Rabbi Arthur Waskow, founder of The Shalom Center in Philadelphia, provides an incisive midrash in his most recent Shalom Report, titled Bitter Waters – 3,000 Years Ago & Now; From the Sinai Wilderness to Flint of Michigan on Exodus 15:23-24. Below is his essay:
These past two weeks, an ancient and a modern tale of bitter, poisonous waters suddenly rang together as an alarm and an awakening.

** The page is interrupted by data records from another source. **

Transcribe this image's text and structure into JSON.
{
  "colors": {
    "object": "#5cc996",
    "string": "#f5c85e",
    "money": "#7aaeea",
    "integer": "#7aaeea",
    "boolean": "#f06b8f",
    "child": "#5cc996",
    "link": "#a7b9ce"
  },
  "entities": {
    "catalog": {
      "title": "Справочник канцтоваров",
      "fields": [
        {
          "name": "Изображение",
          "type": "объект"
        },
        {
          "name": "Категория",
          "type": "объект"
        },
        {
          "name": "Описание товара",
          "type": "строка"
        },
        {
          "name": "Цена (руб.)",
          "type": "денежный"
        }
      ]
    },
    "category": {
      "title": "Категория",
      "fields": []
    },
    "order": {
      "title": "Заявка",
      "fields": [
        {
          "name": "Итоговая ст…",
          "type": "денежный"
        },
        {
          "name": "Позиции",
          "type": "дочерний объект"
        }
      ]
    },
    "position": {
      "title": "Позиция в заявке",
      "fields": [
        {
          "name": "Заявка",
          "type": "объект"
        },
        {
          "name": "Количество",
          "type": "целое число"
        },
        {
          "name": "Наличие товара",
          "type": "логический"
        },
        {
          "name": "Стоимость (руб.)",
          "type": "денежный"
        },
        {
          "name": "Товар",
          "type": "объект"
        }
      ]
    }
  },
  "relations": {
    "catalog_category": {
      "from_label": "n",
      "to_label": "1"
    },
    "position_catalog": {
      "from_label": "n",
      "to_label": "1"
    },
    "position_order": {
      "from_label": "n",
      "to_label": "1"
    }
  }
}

Right now: We have been learning about the horrifying and disgusting behavior of the government of Michigan, turning off the pipes bringing pure water from Lake Huron to the mostly Black citizens of the city of Flint and instead sending poisonous waters to Flint. (The Governor, Rick Snyder, is no Tea Party type, but a fairly typical “establishment” Republican businessman — anti-labor, anti-choice for women, anti-Syrian-refugees, and contemptuous of pleas from the Black folks of Flint to end the poisoning of their children.)
So the bitter waters came: Waters that stank and were colored brown and green, waters that caused rashes and boils to spring up on the skins of those who had to drink it. Waters infused with lead, which is well-known to permanently and irreversibly damage the brains of young children. Long long ago: The age-old Torah telling that we read this past Shabbat was the story of how ancient Israel crossed the Red Sea while Pharaoh’s power dissolved and his army drowned there. Just a few days later, according to the story, they protested because they had no water fit to drink. What connects these two events?